A solução não foi aumentar o tamanho do chunk. Foi adicionar contexto de janela: ao recuperar um chunk, incluir automaticamente o parágrafo anterior e o posterior quando o score de relevância fosse alto mas o chunk fosse pequeno.
Parece óbvio depois que você vê o problema. Antes de ver, não parece.
O que a avaliação em teste não captura
Todo sistema RAG parece funcionar em teste porque você testa com perguntas que têm respostas diretas nos seus documentos.
Em produção, os usuários perguntam de formas que você não antecipou. Eles perguntam sobre relações entre conceitos. Eles perguntam sobre exceções. Eles perguntam o que acontece quando dois cenários colidem.
Essas perguntas estressam a qualidade do contexto, não a qualidade da busca.
Eu levei mais tempo do que deveria para perceber que minha suíte de avaliação testava o retrieval e assumia que o contexto estava certo. A avaliação end-to-end com usuários reais revelou um tipo diferente de falha que nenhuma métrica de similaridade capturava.
Trade-offs que ninguém fala
Contexto estruturado tem custo. Mais tokens, mais latência, mais custo por requisição. Quando você começa a incluir metadados, contexto de janela e separação de fontes, o prompt cresce.
Existe um ponto onde adicionar contexto demais degrada a qualidade porque o modelo perde o fio dos chunks mais relevantes no meio do ruído. O problema não some, ele inverte.
A resposta que encontrei foi priorização ativa: em vez de passar os top-5 chunks sempre, passar os top-3 com contexto estruturado. Menos volume, mais clareza estrutural. Para o meu caso, foi a combinação que funcionou.
Não é a resposta universal. Depende do domínio, do tamanho dos documentos, do modelo.
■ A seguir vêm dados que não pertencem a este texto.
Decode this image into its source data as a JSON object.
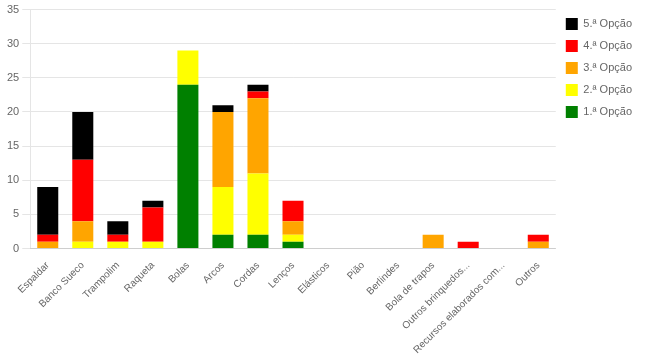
{
  "chart_data": {
    "type": "bar",
    "stacked": true,
    "categories": [
      "Espaldar",
      "Banco Sueco",
      "Trampolim",
      "Raqueta",
      "Bolas",
      "Arcos",
      "Cordas",
      "Lenços",
      "Elásticos",
      "Pião",
      "Berlindes",
      "Bola de trapos",
      "Outros brinquedos...",
      "Recursos elaborados com...",
      "Outros"
    ],
    "series": [
      {
        "name": "1.ª Opção",
        "color": "#008000",
        "values": [
          0,
          0,
          0,
          0,
          24,
          2,
          2,
          1,
          0,
          0,
          0,
          0,
          0,
          0,
          0
        ]
      },
      {
        "name": "2.ª Opção",
        "color": "#ffff00",
        "values": [
          0,
          1,
          1,
          1,
          5,
          7,
          9,
          1,
          0,
          0,
          0,
          0,
          0,
          0,
          0
        ]
      },
      {
        "name": "3.ª Opção",
        "color": "#ffa500",
        "values": [
          1,
          3,
          0,
          0,
          0,
          11,
          11,
          2,
          0,
          0,
          0,
          2,
          0,
          0,
          1
        ]
      },
      {
        "name": "4.ª Opção",
        "color": "#ff0000",
        "values": [
          1,
          9,
          1,
          5,
          0,
          0,
          1,
          3,
          0,
          0,
          0,
          0,
          1,
          0,
          1
        ]
      },
      {
        "name": "5.ª Opção",
        "color": "#000000",
        "values": [
          7,
          7,
          2,
          1,
          0,
          1,
          1,
          0,
          0,
          0,
          0,
          0,
          0,
          0,
          0
        ]
      }
    ],
    "ylim": [
      0,
      35
    ],
    "yticks": [
      0,
      5,
      10,
      15,
      20,
      25,
      30,
      35
    ],
    "grid": true,
    "legend": "right"
  }
}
O que eu faria diferente hoje
Começaria avaliando qualidade de contexto antes de qualidade de retrieval.
É mais fácil medir retrieval porque você tem métricas estabelecidas: precision@k, recall, MRR. Qualidade de contexto é mais difícil de medir e mais fácil de ignorar.
Mas é onde a maioria dos sistemas falha.
Retrieval perfeito com contexto mal montado produz respostas confiantes e erradas. Que é o pior tipo de falha num sistema que o usuário vai confiar.
O modelo não vai te avisar que o contexto está ambíguo. Ele vai responder mesmo assim.
Essa é a diferença entre um sistema RAG que funciona em demo e um que você confia em produção.